The café sits right across from Blackwood University. It’s private, expensive, unreachable—my dream school. Instead, I’m stuck at a community college, working shift after shift to scrape by.
Now I’m paying for it, pedaling my bike through empty streets at 1:05 a.m. The bus is too unreliable this late, and I’m not about to stand at a lonely stop in the middle of the night. My bike, tucked in the café’s garage, is my only option.
I adjust my hearing aid as I ride, fingers brushing the small device. It crackles faintly. In quiet places, it works fine, but outside, every noise blurs together; it’s getting tired, so I don’t blame it.
The alleyway looms ahead. I hate this part of the ride—narrow brick walls pressing in, one flickering streetlamp casting a pale light over cracked pavement. But it shortens the trip to thirty-five minutes instead of fifty. Tonight, that feels worth it.
Until I hear it.
Or maybe feel it.
A low vibration shivers through my hearing aid—distorted grunts, a thud, a muffled groan. My stomach knots before I even see him.
And then I do.
A Man is standing beneath the weak glow of the lamp. Tall. Still. Sharp edges dressed in black. His presence fills the alley like a shadow that doesn’t belong to the night. At his feet, another man slumps against the wall, streaked with blood, chest rising and falling in shallow stutters.

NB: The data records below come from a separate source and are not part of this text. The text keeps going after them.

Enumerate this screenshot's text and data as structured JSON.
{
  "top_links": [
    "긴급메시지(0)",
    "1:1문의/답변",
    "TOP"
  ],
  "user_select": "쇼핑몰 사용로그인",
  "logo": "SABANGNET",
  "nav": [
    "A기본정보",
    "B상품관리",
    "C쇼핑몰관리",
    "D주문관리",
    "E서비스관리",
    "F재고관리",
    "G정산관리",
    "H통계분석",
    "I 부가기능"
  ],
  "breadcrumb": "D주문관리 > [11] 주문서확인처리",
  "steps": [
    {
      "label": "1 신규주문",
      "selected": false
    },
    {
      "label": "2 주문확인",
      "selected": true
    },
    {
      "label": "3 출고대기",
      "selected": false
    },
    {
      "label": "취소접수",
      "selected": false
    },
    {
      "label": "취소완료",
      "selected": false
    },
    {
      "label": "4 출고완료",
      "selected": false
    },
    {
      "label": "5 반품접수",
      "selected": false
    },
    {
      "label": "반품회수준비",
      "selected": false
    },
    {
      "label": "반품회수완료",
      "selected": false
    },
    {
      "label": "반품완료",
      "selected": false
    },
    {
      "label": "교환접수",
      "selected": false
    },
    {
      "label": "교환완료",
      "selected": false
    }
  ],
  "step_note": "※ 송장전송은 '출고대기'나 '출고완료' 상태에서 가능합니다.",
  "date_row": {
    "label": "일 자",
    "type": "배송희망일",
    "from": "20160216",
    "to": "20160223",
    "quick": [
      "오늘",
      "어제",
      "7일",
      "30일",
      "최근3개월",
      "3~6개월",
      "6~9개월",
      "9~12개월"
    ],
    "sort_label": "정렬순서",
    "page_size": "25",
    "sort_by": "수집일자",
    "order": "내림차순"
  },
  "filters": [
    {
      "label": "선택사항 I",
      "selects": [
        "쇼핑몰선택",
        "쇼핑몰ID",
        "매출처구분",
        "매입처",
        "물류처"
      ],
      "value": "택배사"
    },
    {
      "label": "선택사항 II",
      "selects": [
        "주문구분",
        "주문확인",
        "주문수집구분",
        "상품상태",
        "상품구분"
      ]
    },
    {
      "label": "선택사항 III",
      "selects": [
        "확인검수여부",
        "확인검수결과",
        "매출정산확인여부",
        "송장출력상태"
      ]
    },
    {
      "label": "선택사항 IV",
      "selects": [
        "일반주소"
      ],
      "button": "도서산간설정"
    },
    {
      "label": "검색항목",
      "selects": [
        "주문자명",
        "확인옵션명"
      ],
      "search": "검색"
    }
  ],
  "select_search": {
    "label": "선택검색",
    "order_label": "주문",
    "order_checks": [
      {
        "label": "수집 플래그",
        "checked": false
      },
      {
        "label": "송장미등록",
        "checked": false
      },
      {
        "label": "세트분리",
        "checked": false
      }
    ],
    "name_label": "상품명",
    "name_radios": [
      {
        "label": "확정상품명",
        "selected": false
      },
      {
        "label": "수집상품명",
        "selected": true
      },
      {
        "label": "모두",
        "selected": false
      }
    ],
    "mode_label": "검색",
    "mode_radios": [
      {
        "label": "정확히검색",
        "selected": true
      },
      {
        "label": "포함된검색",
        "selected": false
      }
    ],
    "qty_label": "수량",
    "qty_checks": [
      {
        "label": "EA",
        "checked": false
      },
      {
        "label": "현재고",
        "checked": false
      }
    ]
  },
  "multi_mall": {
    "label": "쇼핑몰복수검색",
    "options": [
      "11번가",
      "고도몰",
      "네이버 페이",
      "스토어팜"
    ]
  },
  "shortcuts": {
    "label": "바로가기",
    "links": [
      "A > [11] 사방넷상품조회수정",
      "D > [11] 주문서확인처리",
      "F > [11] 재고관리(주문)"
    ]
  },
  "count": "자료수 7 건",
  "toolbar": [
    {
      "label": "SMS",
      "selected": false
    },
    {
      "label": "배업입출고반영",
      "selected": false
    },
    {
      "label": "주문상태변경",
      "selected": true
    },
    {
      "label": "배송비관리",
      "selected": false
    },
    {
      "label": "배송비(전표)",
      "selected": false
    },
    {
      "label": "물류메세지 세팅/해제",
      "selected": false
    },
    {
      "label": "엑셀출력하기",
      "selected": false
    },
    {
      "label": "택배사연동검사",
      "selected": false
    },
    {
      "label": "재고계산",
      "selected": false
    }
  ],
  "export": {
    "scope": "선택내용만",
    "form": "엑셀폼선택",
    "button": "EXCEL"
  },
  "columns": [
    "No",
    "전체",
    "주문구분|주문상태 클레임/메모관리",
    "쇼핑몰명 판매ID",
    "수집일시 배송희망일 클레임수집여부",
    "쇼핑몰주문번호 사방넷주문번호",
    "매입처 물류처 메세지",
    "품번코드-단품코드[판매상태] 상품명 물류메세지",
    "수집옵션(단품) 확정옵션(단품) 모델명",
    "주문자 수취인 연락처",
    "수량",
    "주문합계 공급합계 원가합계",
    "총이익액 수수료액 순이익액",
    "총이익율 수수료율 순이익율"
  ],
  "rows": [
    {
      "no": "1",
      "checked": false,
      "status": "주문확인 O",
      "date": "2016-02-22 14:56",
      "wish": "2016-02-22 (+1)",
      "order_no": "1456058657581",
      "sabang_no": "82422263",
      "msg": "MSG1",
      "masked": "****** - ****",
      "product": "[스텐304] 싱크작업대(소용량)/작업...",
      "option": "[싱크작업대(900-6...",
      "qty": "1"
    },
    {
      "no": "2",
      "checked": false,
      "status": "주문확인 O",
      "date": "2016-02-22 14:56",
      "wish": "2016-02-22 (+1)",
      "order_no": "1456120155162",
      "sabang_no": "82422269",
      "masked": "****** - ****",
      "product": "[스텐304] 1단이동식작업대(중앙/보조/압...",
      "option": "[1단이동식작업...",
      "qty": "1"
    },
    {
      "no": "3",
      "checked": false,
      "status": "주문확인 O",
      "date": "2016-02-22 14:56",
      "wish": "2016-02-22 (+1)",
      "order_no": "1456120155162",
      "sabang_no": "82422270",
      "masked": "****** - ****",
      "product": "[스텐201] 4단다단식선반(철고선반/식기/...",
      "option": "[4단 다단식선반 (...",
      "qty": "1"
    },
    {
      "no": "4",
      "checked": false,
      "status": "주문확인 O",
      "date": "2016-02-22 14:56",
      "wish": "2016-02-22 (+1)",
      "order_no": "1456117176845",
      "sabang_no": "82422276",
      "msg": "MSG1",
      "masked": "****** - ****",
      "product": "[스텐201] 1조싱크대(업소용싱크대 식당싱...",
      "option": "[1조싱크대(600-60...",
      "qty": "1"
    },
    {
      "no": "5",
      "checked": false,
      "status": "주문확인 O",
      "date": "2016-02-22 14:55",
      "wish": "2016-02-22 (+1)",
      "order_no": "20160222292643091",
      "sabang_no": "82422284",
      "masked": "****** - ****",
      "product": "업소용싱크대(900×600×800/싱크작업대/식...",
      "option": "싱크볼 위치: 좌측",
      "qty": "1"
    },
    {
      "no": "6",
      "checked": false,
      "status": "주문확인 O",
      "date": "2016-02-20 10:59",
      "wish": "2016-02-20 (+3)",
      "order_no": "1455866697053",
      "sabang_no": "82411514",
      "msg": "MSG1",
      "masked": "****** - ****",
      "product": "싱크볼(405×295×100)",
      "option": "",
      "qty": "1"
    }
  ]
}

I freeze. Hands clamp hard around the handlebars, my bike rocking under me.
I should turn back. I should wheel around, take the long way, lose myself in the cold streets, even if it means another hour of riding. But I don’t move. My body won’t listen.
And then he looks up.
The moment our eyes meet, air escapes my lungs in a jagged hitch. His gaze is cold, unreadable, impossible to look away from. He’s not surprised to see me. Not startled. Just watching. Curious, maybe.
My thoughts spin too fast.
Should I run? Should I keep moving? Every instinct screams danger, but another voice whispers louder: don’t stop.
So I don’t.
I break eye contact, legs trembling as I push the pedals, inching forward. My body buzzes on high alert, heart hammering in my ears, throat dry. I don’t dare look at the blood again. Don’t dare look back at him.
And yet—strangely—I’m not afraid. Something else hums beneath my skin. Something sharp and restless, the same instinct that kept me alive before. Maybe it’s that, or maybe it’s something about him.
The space between us tightens. Too close. Too charged. He stays still, doesn’t reach out or speak. Yet his gaze follows me as I pass by. It’s heavy, unblinking, but not threatening or indifferent. It’s something else—something I can’t quite name.
Only when the alley leads me back into the open street do I let out a shaky breath. My hands ache from holding the handlebars too tight. My whole body trembles.
I don’t look back.
But I know he’s still watching.
ONE
ALEXANDER
People exhaust me.
Their noise, their constant presence, their insufferable need for attention. I have never cared for small talk, never cared to blend in, and never felt the urge to. Silence suits me better.